Arka kembali menghitung perintilan-perintilan sisa barang yang datang.
Andrew kagum dengan jawaban anak yang begitu belia ini. Dari kecil memang Andrew seperti Arka, yaitu berkerja tanpa perduli dalam jenjang pendidikan. Namun dahulu, ia memilih jalan itu ketika ia melihat kedua orang tuanya bercerai dan bertengkar, ia di buang dan akhirnya memilih jalan untuk berkerja mati matian agar tidak mati kelaparan.
Melihat Arka yang mempunyai tanggungan lebih besar ketimbang dirinya yang dulu, itu saja sudah cukup untuk menampar dirinya sendiri.
"Mau minum?" Andrew menawarkan minuman keras kepada Arka.
"Aku minum teh kotak aja udah senang om, gak perlu minuman itu" jawab Arka yang di lanjutkan dengan ketawanya yang lepas .

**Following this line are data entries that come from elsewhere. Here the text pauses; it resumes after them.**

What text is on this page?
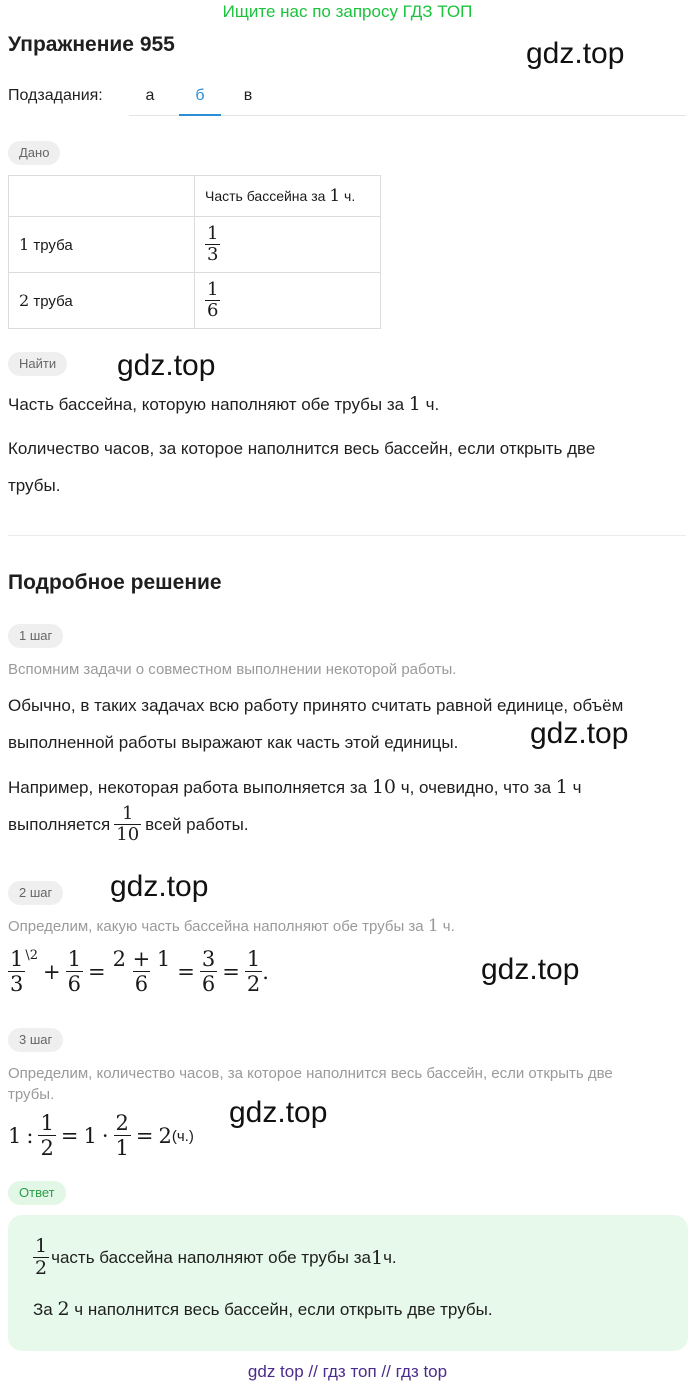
Ищите нас по запросу ГДЗ ТОП
Упражнение 955	gdz.top
Подзадания:	а	б	в
Дано
	Часть бассейна за 1 ч.
1 труба	$\frac{1}{3}$

2 труба	$\frac{1}{6}$
Найти	gdz.top
Часть бассейна, которую наполняют обе трубы за 1 ч.
Количество часов, за которое наполнится весь бассейн, если открыть две
трубы.
Подробное решение
1 шаг
Вспомним задачи о совместном выполнении некоторой работы.
Обычно, в таких задачах всю работу принято считать равной единице, объём
выполненной работы выражают как часть этой единицы. gdz.top
Например, некоторая работа выполняется за 10 ч, очевидно, что за 1 ч
выполняется $\frac{1}{10}$ всей работы.
2 шаг	gdz.top
Определим, какую часть бассейна наполняют обе трубы за 1 ч.
$\frac{1}{3}$ \2
+ $\frac{1}{6} = \frac{2 + 1}{6} = \frac{3}{6} = \frac{1}{2}$ .	gdz.top
3 шаг
Определим, количество часов, за которое наполнится весь бассейн, если открыть две
трубы.
gdz.top
1 : $\frac{1}{2} = 1 \cdot \frac{2}{1} = 2$ (ч.)
Ответ
$\frac{1}{2}$ часть бассейна наполняют обе трубы за 1 ч.
За 2 ч наполнится весь бассейн, если открыть две трубы.
gdz top // гдз топ // гдз top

Melihat Arka yang tertawa pun Andrew juga ikutan tertawa.
Andrew memantapkan hatinya, bahwa ia harus melindungi Arka apapun yang terjadi. Sebab, tuhan mungkin mempertemukan dirinya dengan Arka ketika di usia ini adalah sebuah makna untuk menebus kesalahan dosa nya yang di buat di masa lampau. Yaitu meninggalkan ibunya yang sedang depresi dan setres sendirian di tengah desa.
"Hei kalian kakak adik! Ayok sini ke dapur makan, udah di masakin sama Fatmawati tuh!"
Seorang kasir berteriak ke dalam gudang untuk memberitahukan kepada kedua orang yang sedang tertawa lepas itu bahwa makanannya sudah siap.
"Ayok Bim, gass kita makan!"
Andrew melompat dari atas meja gudang dan merangkul leher Arka yang kecil itu dan menuntunnya ke dapur .
...****************...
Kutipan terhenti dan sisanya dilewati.